The ‘English’ pub outside of England never has the atmosphere of the ‘Irish’ pub outside of England, perhaps the Irish are more homogenous. Perhaps it is the case that an Irish person can walk into a pub and almost be certain to find a person who knows someone that they know.
Not that you can’t be anonymous in an Irish pub. I remember places where no-one asked who you were and no-one was interested in what you were, as long as you paid for your beer.
There were two pubs in Manchester we would go for music; one was crowded and had a younger clientele, the other was more spacious and had a more attentive audience. People would stop their conversations and listen when the musicians played, and when songs were sung every face would turn to the low rostrum where the singer would be sat on a high stool, flanked by her accompanists.
Ulster songs found a place amongst those like The Cliffs of Dooneen, From Clare to Here, and The Rare Old Times. Star of the County Down invited lively participation, but My Lagan Love was a time to be quiet and reflective.
There was a man who sat halfway down the pub, in the same seat whether you were there on a Friday, a Saturday or a Sunday.
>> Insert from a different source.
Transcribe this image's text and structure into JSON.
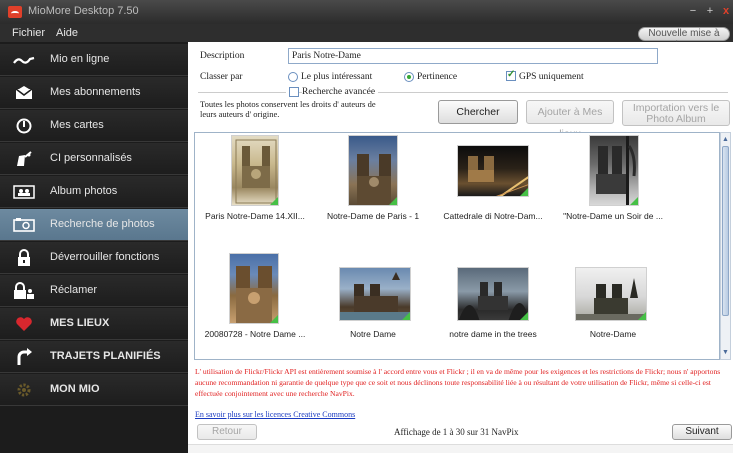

He sat alone, his pint of Guinness on the table in front of him. Each week, the same flat cap and the same distant look presented the exterior of a man who seemed filled with an unspoken sadness.
Perhaps he had once been married and his closest friend and companion had died; perhaps there had been a sweetheart whose love he had lost. He would stare into the middle distance, without a sign of emotion or awareness of anyone around him. His face was timeless, the lines like the contours on the map of his life. No-one would interrupt his reverie; perhaps no-one knew him well enough to speak; perhaps they knew him too well to speak.
Often, in retrospect, the man’s lot seems an enviable one; to sit with a pint of stout and listen to music that would move the heart, without fear of disturbance, without being annoyed by the trivial and the banal.
Some Fridays, a man with a large basket would come through the pub selling shellfish. His arrival was a moment marked by the band striking up Molly Malone.
The man never bought a bag of cockles; he barely looked up. Perhaps he was not from a coastal town; perhaps seafood was no part of the diet on the farm his family worked; perhaps it was simply that he did not like shellfish, or that the pension could better be spent on another pint from Saint James’s Gate.
He’d be long dead by now; maybe they played an air at his funeral; maybe someone sang a lament. Maybe his friends raised a parting glass to their old friend, and declared, ‘There are damned few of us left, and most of them are dead.’
During my formative drinking days, in about 1965, my local village pub had a chap rather like that, who’d sit by the fire, bang his pipe out on the tiles, sending ash everywhere, and talk to nobody, even when he went up for a refill of a pint of mild.
One day, one of the local older ‘girls’, well-known, (ahem) decided that she wanted a puff of his pipe, and Harry surprised everybody by suddenly smiling and handing the filthy thing to her, which she had to accept…
And after then, I think that he’d reached the pinnacle of his social life and just faded away!
With the disappearance or gentrification of many pubs, there seems a danger that such characters will disappear entirely.